🤖 AI Summary
Existing LLM-as-a-Judge approaches rely on subjective Likert-scale scoring, resulting in low cross-model rating consistency, high variance, and weak correlation with human judgments. This paper proposes CheckEval: a checklist-based evaluation framework grounded in decomposable binary questions, replacing subjective scoring with objective, structured checklists. Its core innovation is the first-ever checklist-driven binary judgment paradigm, integrated with multi-model collaborative evaluation and binary decision aggregation. Experiments across 12 judge models and multiple benchmark datasets demonstrate that CheckEval improves average human correlation by 0.10, enhances cross-model rating consistency by 0.45, and significantly reduces rating variance. Moreover, it strengthens interpretability and traceability of evaluation outcomes by explicitly linking each judgment to verifiable checklist items.
📝 Abstract
Existing LLM-as-a-Judge approaches for evaluating text generation suffer from rating inconsistencies, with low agreement and high rating variance across different evaluator models.
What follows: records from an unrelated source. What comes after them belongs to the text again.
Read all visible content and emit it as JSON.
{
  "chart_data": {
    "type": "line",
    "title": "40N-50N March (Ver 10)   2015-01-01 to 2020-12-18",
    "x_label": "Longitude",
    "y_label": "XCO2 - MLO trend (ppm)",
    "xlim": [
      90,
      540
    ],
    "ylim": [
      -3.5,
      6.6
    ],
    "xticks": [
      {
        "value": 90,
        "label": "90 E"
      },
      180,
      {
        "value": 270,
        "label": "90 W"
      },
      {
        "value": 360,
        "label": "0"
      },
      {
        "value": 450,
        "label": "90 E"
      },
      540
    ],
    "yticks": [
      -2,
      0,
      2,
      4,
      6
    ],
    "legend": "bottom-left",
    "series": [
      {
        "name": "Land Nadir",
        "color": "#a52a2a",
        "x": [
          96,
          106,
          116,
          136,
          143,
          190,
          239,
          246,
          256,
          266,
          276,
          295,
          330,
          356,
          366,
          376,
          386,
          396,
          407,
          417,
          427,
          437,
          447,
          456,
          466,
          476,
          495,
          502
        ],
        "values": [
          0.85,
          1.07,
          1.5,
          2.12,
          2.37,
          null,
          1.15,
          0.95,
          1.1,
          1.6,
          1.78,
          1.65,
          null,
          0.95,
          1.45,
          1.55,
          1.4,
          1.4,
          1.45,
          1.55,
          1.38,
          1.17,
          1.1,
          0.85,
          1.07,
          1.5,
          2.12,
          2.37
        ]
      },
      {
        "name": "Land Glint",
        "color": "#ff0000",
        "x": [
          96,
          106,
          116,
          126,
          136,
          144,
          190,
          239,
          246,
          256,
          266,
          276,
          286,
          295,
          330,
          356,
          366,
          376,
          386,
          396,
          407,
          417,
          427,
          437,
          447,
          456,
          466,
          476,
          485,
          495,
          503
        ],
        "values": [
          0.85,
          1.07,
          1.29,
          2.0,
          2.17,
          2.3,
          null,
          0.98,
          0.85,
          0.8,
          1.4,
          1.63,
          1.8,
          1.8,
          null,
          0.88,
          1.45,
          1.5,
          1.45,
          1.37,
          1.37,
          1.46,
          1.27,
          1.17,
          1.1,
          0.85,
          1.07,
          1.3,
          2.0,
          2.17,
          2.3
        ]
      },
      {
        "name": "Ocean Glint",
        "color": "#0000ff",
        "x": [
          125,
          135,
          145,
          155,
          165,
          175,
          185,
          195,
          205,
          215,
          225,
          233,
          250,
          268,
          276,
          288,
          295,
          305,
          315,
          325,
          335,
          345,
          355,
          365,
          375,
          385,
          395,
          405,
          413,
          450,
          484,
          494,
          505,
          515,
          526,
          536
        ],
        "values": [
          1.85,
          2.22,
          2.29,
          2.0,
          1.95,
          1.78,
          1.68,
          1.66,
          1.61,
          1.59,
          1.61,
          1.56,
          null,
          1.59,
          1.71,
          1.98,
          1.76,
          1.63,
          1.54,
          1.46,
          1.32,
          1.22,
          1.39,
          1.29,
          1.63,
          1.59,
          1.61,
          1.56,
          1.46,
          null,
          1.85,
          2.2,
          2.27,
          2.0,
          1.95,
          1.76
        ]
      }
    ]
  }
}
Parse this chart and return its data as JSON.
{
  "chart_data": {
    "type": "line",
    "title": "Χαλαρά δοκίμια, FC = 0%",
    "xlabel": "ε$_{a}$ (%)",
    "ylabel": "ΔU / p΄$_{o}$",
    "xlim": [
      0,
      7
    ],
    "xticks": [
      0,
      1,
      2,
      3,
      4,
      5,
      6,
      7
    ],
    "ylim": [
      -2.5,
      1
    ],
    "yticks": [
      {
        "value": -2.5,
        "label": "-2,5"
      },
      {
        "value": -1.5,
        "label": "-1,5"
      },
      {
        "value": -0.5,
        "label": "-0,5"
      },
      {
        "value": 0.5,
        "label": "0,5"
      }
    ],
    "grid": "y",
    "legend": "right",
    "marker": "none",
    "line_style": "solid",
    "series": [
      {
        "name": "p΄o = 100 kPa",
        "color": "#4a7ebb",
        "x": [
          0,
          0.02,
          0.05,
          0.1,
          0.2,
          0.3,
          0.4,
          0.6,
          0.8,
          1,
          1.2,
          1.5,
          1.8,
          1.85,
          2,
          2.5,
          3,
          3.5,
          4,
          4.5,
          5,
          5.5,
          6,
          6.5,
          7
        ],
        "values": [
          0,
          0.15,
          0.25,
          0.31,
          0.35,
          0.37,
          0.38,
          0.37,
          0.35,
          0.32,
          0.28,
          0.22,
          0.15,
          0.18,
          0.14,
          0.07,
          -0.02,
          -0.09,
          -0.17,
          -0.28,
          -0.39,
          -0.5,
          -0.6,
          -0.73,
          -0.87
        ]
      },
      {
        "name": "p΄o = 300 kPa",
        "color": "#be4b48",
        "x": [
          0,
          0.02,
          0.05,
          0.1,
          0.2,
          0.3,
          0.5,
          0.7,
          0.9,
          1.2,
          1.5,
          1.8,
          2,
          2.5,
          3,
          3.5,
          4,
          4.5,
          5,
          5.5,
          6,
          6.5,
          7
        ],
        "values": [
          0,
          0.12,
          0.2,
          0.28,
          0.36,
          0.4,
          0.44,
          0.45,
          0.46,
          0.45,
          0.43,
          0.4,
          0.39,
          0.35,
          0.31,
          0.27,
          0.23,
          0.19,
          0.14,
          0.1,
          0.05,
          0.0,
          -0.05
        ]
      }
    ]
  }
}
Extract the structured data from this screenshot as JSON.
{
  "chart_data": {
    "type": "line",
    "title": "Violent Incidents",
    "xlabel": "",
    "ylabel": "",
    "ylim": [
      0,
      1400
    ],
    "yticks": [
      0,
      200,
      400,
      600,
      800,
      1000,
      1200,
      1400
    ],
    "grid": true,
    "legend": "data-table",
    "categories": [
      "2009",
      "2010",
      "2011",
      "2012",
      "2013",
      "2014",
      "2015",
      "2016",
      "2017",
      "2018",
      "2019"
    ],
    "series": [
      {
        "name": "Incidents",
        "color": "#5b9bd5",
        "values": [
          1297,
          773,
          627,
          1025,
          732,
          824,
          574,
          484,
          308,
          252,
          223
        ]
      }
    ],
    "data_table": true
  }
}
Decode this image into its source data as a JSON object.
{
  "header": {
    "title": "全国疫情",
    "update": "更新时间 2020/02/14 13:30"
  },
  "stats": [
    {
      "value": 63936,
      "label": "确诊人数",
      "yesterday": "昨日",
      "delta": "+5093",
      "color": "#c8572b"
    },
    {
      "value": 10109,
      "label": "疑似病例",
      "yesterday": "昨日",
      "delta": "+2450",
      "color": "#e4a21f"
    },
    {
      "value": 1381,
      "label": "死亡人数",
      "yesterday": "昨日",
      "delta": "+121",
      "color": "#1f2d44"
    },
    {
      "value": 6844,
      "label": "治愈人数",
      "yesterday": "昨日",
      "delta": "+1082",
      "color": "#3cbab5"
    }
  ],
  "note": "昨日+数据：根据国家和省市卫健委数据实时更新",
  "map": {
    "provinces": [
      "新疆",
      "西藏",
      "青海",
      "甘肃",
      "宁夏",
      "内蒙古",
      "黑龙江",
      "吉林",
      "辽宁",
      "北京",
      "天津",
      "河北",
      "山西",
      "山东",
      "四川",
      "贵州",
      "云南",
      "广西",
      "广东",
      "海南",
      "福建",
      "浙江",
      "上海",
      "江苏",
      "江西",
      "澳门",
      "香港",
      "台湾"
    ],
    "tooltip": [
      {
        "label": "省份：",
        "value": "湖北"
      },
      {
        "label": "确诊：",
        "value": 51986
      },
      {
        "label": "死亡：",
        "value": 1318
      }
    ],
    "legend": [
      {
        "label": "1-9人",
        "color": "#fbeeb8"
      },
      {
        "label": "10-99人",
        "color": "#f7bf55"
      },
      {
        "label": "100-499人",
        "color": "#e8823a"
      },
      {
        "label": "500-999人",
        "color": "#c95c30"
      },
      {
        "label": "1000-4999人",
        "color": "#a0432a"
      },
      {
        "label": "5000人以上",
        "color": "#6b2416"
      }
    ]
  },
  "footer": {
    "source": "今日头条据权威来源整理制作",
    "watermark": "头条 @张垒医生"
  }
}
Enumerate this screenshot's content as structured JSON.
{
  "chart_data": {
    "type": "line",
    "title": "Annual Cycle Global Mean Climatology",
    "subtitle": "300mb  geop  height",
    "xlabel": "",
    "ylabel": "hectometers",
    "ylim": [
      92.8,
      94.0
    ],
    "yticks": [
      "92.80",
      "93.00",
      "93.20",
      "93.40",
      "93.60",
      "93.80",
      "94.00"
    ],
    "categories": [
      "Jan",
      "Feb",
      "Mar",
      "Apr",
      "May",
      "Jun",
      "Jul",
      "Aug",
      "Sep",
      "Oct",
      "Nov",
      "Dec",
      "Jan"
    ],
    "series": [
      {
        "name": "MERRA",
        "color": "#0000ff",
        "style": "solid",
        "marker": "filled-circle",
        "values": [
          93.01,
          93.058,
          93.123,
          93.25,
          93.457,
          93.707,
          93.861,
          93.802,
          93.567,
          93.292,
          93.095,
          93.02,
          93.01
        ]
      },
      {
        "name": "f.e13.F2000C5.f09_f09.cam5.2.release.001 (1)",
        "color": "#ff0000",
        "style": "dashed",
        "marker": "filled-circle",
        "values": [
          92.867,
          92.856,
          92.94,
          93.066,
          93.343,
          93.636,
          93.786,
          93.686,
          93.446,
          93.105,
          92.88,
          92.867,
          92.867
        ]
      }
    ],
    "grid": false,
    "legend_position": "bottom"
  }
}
We attribute this to subjective evaluation criteria combined with Likert scale scoring in existing protocols. To address this issue, we introduce CheckEval, a checklist-based evaluation framework that improves rating reliability via decomposed binary questions. Through experiments with 12 evaluator models across multiple datasets, we first demonstrate that CheckEval strongly correlates with human judgments, improving the average correlation with human judgments by 0.10. More importantly, CheckEval dramatically improves the average agreement across evaluator models by 0.45 and reduces the score variance. CheckEval scores furthermore have the benefit of being more interpretable because it decomposes evaluation criteria into traceable binary decisions, allowing analyses of specific attributes driving quality judgments.